American Coaster Enthusiasts (ACE) recognizes Canobie Lake Park's Yankee Cannonball as an ACE Roller Coaster Landmark, a designation reserved for rides of historic significance.
Yankee Cannonball began its existence as Roller Coaster at Lakewood Park in Waterbury, Connecticut, in 1930 and was engineered by Philadelphia Toboggan Company's legendary designer Herbert P. Schmeck (1890-1956) and builder Frank Hoover (1903-1987). When the coaster closed at Lakewood Park in the early 1930s, it was purchased by Canobie Lake Park owner Patrick Holland and moved to the park by rail. The coaster structure had to be extensively modified to fit into its new location where it was reopened as Greyhound in 1936.
On August 31, 1954, Hurricane Carol destroyed portions of the structure, including the coaster's lift hill, but it was rebuilt for the following season.
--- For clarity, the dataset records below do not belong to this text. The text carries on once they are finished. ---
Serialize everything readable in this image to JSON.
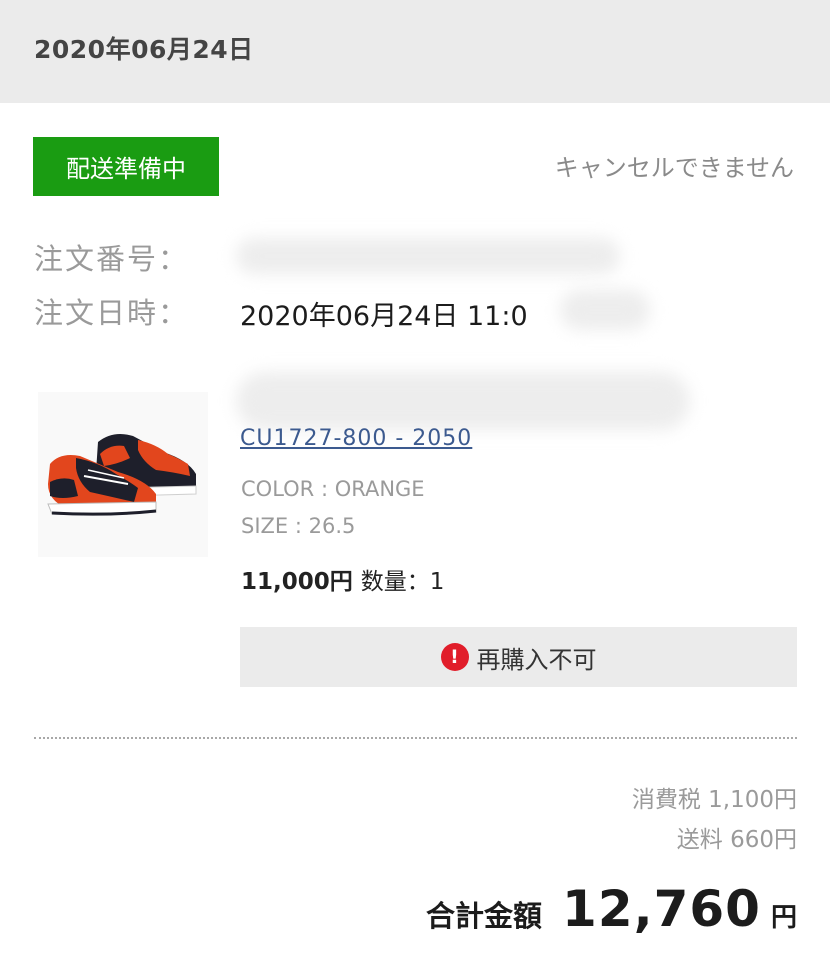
{
  "header": {
    "date": "2020年06月24日"
  },
  "status": {
    "badge": "配送準備中",
    "cancel_note": "キャンセルできません"
  },
  "order": {
    "number_label": "注文番号：",
    "number_value": "",
    "datetime_label": "注文日時：",
    "datetime_value": "2020年06月24日 11:0"
  },
  "product": {
    "link_text": "CU1727-800 - 2050",
    "color": "COLOR : ORANGE",
    "size": "SIZE : 26.5",
    "price": "11,000円",
    "quantity": "数量：1",
    "image_icon": "sneaker-image",
    "colors": {
      "upper": "#e2461d",
      "overlay": "#1e1f2b",
      "sole": "#ffffff"
    }
  },
  "rebuy": {
    "text": "再購入不可",
    "icon": "warning-icon",
    "icon_color": "#e11d2a"
  },
  "fees": {
    "tax": "消費税 1,100円",
    "shipping": "送料 660円"
  },
  "total": {
    "label": "合計金額",
    "amount": "12,760",
    "unit": "円"
  },
  "colors": {
    "status_green": "#1a9c12",
    "header_gray": "#ebebeb",
    "link_blue": "#3c5a8f"
  }
}
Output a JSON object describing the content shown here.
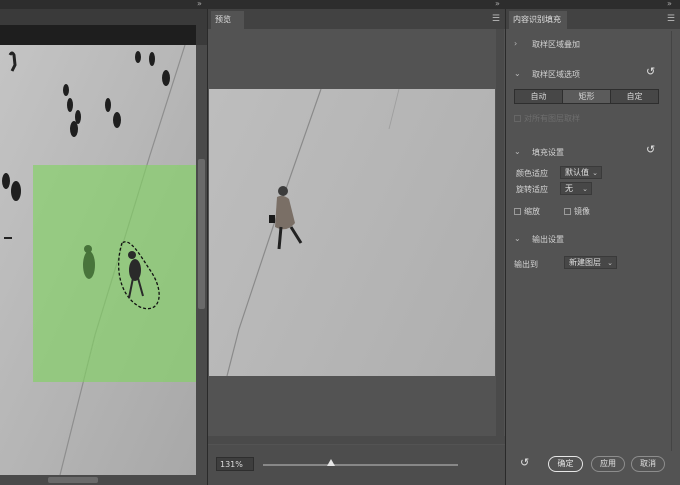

By the late 1950s, the ride was known by more common names such as Roller Coaster, Coaster and Giant Coaster. In 1983, the L-shaped out-and-back coaster was officially given a new name – Yankee Cannonball. At a maximum height of 63 feet, 6 inches, this classic coaster reaches a top speed of 35 mph over the delightful airtime-filled speed bumps along its 1,874-foot-long course.
As New Hampshire's oldest operating roller coaster, ACE applauds Canobie Lake Park for continued excellence in maintaining and preserving Yankee Cannonball, a historic cultural treasure.